= Bedroom farce =

Type of light comedy, centered on the sexual pairings and recombinations of characters

A bedroom farce or sex farce is a type of light comedy focusing on the sexual pairings and recombinations of characters as they move through improbable plots and slamming doors.

==Overview==
Georges Feydeau plays, presented in Paris in the 1890s, are considered forerunners. The Viennese playwright Arthur Schnitzler took bedroom farce to its highest dramatic level in his La Ronde, which in ten bedroom scenes connect the highest and lowest of Vienna.

Some of the English Aldwych farces by Ben Travers which were popular in the 1920s and 1930s have aspects of "bedroom farce", e.g. A Cuckoo in the Nest or Rookery Nook. However, in each case the sharing of a bedroom or house turns out to have an innocent explanation.

In modern times, Woody Allen's A Midsummer Night's Sex Comedy (1982) presents aspects of the bedroom farce. Michael Frayn's 1977 play Donkeys' Years is a classic bedroom farce; Frayn parodied the genre in his 1982 play Noises Off via its play-within-the-play, "Nothing On." Alan Ayckbourn's play, entitled Bedroom Farce, looks at the lives of three couples seen in their own bedrooms, the stage being split into three sets for this purpose. There is much humour in the play, although few if any of the usual conventions of farce are observed.

Boeing Boeing is a classic French farce for the stage by Marc Camoletti. Utilizing most of the conventions of bedroom farce's canon, it concerns a Parisian bachelor playboy with three international air stewardess fiancées he secretly keeps in careful rotation, until their flight schedules change and he, along with his provincial friend and sassy maid, must keep them from finding out about each other.
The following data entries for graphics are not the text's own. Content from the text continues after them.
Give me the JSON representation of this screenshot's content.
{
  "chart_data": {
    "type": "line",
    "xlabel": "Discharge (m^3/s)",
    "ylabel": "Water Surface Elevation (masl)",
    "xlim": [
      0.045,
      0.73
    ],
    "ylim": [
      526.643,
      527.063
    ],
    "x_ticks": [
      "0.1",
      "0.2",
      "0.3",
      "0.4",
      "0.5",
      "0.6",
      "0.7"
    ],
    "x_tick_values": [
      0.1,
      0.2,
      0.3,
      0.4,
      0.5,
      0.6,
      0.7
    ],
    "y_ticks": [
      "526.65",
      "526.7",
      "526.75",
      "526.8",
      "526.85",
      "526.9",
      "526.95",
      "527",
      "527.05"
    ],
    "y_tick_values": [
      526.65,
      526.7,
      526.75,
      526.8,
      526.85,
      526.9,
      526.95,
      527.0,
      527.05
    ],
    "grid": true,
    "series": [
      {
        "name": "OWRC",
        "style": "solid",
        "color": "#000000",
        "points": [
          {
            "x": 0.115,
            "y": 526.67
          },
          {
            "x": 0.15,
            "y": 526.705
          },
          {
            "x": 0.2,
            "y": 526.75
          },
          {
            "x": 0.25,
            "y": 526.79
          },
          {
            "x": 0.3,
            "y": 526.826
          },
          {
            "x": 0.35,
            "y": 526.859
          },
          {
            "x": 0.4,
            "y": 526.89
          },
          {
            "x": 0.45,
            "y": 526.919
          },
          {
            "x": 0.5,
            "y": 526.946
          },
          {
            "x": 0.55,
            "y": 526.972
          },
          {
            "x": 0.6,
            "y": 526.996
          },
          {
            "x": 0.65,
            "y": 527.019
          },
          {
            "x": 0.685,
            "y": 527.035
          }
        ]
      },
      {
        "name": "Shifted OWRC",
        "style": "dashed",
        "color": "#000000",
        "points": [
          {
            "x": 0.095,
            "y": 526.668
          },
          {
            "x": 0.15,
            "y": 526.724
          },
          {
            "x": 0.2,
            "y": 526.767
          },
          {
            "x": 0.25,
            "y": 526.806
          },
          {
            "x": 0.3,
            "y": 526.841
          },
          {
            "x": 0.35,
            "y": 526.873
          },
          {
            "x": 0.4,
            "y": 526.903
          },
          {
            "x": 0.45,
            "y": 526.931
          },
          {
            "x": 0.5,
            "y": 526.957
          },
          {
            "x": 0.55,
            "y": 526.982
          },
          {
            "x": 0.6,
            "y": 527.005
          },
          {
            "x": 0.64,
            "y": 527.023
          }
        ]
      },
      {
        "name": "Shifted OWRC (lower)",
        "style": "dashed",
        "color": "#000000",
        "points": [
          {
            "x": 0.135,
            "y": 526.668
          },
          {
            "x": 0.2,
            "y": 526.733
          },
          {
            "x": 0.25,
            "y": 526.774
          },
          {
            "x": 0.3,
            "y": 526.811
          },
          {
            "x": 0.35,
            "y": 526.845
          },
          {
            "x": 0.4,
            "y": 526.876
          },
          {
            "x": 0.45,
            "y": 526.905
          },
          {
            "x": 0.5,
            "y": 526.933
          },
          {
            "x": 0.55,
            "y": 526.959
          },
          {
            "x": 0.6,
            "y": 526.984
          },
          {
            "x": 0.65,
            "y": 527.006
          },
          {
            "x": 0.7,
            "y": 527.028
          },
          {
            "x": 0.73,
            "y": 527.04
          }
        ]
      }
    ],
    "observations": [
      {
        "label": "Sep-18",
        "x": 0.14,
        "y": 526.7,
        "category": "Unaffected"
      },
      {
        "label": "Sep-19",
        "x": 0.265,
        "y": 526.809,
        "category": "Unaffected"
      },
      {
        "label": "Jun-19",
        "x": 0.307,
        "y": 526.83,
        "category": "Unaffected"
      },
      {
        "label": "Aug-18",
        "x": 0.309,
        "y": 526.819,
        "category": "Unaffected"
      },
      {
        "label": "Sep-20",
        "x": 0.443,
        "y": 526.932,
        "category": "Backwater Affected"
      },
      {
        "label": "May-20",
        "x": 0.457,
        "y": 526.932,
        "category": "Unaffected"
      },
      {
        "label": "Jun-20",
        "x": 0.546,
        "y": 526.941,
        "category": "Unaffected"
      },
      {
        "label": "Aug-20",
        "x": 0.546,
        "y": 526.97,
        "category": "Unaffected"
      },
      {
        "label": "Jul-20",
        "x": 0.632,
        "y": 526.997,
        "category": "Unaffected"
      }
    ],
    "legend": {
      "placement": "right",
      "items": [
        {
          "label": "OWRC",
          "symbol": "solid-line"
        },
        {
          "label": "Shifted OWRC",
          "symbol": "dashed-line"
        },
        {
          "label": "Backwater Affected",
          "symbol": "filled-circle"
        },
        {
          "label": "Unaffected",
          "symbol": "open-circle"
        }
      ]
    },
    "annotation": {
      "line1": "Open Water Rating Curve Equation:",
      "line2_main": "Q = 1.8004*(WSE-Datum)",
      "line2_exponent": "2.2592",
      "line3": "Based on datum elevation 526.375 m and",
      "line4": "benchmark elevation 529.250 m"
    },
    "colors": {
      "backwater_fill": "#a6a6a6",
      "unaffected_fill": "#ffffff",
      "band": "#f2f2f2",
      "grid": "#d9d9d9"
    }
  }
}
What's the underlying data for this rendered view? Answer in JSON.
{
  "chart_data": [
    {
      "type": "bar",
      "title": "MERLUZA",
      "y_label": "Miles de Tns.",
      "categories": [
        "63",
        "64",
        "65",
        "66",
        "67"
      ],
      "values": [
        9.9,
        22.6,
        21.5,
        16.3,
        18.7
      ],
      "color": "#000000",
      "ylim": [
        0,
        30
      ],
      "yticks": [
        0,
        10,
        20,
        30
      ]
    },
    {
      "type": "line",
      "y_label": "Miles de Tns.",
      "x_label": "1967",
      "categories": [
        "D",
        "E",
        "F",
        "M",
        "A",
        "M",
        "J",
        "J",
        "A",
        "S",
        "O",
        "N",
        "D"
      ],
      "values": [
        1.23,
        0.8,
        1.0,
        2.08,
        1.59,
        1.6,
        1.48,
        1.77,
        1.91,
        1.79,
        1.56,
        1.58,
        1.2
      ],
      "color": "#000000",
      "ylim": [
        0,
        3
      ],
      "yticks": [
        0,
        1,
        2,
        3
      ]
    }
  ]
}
Luckily they have enough doors in the apartment to keep the girls unwittingly flitting about for two hours.

American three-camera situation comedy, an extension of proscenium stage tradition, often includes elements of farce, specifically in several episodes of Three's Company, the "Woody's Wedding" episode of Cheers, "The Ski Lodge" episode of Frasier, and the "Love Car Displacement" episode of The Big Bang Theory.

Brian Rix performed many bedroom farces at the Garrick theatre in London, many of which were broadcast by the BBC.

British dramatist Ray Cooney, whose Run For Your Wife was the longest running-comedy in West End theater history, is a modern master of this genre.